Debray ne réhabilite pas ; il regarde. Il n’accuse pas davantage. Il observe ce que le temps octroie aux convictions, aux rêves collectifs, aux fraternités historiques. Chez lui, la mémoire n’est ni un mausolée ni un tribunal, mais un lieu de responsabilité. Car le théoricien des médiations voit bien ce que notre époque dissout. Le « nous » s’efface derrière l’empire du « moi ». Les récits communs se fragmentent en opinions instantanées.
Le monde n’est plus porté par des héritages, mais traversé par des flux. Tout circule, plus rien ne demeure. À mesure que les écrans rapprochent les individus, tout semble perdre le sens de ce qui les reliait. Et Debray, sans mélancolie facile, mesure ce basculement avec cette gravité ironique qui appartient aux hommes ayant trop vu pour encore céder aux emballements de la mode. Ainsi, prendre la plume contre le rétrécissement général. Contre les indignations automatiques, les consciences jetables, les postures fabriquées par algorithmes.

Résistance Dans un temps où chacun simplifie le réel pour mieux vendre sa propre morale, Debray continue de pratiquer une vertu devenue presque clandestine : la complexité. Penser large. Penser long. Penser contre soi-même. Déconstruire. N’est-ce pas, désormais, l’une des véritables dissidences intellectuelles ? Et puis il y a cette langue debrayenne, immédiatement reconnaissable, classique en apparence mais traversée d’éclairs d’une puissance infinie. Une prose tendue entre l’érudition et la morsure.
Chaque formule semble porter une bibliothèque entière derrière quelques mots. Debray appartient à cette espèce presque disparue des écrivains pour qui le style n’est pas un habillage, mais un principe.
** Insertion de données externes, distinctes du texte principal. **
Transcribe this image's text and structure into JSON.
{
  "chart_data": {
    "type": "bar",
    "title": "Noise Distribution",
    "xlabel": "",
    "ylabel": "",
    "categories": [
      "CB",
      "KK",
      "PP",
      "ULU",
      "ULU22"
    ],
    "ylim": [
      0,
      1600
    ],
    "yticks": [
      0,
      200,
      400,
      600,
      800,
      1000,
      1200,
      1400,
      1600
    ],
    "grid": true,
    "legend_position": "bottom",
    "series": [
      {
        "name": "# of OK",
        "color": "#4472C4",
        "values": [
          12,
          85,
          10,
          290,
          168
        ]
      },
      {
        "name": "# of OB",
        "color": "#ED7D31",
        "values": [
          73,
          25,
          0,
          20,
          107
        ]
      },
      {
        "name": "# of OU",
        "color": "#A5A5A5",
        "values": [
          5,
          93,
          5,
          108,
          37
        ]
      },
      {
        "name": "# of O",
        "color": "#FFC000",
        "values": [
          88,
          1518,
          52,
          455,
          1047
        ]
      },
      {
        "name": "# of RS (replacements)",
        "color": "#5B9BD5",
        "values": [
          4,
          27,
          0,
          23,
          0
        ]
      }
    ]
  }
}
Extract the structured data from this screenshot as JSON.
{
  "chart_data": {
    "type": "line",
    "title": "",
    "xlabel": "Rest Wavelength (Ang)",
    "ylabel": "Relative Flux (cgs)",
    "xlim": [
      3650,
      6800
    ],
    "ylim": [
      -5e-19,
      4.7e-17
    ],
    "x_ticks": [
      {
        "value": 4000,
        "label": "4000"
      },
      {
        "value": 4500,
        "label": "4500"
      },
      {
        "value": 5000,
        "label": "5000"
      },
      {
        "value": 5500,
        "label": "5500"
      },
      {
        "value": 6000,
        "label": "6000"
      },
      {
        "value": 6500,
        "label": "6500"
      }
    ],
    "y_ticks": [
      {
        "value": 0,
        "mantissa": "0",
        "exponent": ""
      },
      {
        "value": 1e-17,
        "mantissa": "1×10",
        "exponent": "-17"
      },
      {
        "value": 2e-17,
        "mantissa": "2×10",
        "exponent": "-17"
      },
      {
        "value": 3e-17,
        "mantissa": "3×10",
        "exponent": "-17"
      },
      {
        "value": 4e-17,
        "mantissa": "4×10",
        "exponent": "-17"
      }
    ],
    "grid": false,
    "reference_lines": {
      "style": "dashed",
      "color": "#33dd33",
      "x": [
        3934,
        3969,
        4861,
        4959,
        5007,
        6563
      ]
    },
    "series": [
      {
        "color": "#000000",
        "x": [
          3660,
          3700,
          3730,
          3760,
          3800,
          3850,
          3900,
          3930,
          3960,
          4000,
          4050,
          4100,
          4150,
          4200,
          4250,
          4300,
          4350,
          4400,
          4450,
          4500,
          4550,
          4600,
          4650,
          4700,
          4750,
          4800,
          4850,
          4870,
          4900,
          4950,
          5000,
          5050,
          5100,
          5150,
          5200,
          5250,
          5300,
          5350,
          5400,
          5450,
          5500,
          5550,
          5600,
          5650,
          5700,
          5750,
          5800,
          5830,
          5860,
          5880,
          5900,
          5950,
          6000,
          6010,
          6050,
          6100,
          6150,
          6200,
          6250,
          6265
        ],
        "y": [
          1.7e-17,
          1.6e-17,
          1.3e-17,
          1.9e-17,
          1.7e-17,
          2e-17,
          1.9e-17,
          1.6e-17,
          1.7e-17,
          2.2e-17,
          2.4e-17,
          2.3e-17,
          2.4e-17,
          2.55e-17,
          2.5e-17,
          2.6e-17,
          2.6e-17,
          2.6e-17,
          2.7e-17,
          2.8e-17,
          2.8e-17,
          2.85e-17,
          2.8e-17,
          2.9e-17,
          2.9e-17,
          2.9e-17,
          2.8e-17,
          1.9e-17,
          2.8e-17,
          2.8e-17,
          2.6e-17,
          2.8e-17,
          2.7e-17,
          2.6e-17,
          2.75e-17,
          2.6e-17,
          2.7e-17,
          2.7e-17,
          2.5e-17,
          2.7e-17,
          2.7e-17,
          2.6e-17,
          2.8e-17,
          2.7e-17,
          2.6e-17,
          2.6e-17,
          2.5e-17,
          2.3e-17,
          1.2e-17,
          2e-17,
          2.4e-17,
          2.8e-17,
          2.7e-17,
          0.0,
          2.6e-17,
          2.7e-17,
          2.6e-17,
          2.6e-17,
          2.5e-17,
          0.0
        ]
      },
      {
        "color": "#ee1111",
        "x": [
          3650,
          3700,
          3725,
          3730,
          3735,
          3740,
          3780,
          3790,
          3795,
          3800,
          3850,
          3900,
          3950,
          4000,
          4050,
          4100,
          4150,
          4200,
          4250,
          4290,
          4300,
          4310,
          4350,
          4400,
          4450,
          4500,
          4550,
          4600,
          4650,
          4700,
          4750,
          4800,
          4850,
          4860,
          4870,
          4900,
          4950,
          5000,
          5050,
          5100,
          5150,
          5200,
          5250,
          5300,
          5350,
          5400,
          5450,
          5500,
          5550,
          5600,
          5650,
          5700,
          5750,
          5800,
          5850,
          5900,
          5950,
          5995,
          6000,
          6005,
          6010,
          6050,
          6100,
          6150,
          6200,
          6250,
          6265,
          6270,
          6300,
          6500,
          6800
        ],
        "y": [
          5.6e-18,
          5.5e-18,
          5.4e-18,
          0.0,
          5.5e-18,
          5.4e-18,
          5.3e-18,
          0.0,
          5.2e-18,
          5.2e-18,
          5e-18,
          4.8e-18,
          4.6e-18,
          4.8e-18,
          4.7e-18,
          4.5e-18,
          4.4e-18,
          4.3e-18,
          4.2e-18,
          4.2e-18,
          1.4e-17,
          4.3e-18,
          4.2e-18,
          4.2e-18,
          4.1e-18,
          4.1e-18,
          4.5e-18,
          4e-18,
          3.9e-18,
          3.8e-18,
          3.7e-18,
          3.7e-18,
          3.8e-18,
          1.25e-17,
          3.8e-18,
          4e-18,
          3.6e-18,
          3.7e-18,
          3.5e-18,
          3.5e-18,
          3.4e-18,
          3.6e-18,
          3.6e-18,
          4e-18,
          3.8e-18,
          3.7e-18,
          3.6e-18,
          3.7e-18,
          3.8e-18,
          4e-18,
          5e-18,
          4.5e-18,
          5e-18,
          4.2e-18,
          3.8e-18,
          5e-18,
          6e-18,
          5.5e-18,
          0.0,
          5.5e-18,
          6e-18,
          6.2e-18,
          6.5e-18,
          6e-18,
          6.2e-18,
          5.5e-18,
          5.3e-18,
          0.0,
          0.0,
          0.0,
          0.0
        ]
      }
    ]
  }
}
Les idées vieillissent ; les tournures demeurent.
À travers l’abécédaire final – de « Accélérer » à « Zzz » –, il ne bâtit plus de système : il cisèle « de la » vérité fragmentaire, des aphorismes lumineux, des éclats de lucidité. Et lorsqu’il écrit, avec humour, que les suivants recommenceront tout « à coups de ChatGPT », ne lisons pas une plainte réactionnaire ni un sarcasme fatigué. Plutôt une intuition plus profonde. Les outils changent, mais l’homme recommence toujours les mêmes quêtes, les mêmes illusions, les mêmes espérances. Ni jugement ni amertume. Juste de la fidélité-infidèle. Pour aller au-delà. Vers une espèce de survivance. Dans cette époque saturée de commentaires, Régis Debray continue, lui, d’écrire des œuvres. Une vraie résistance.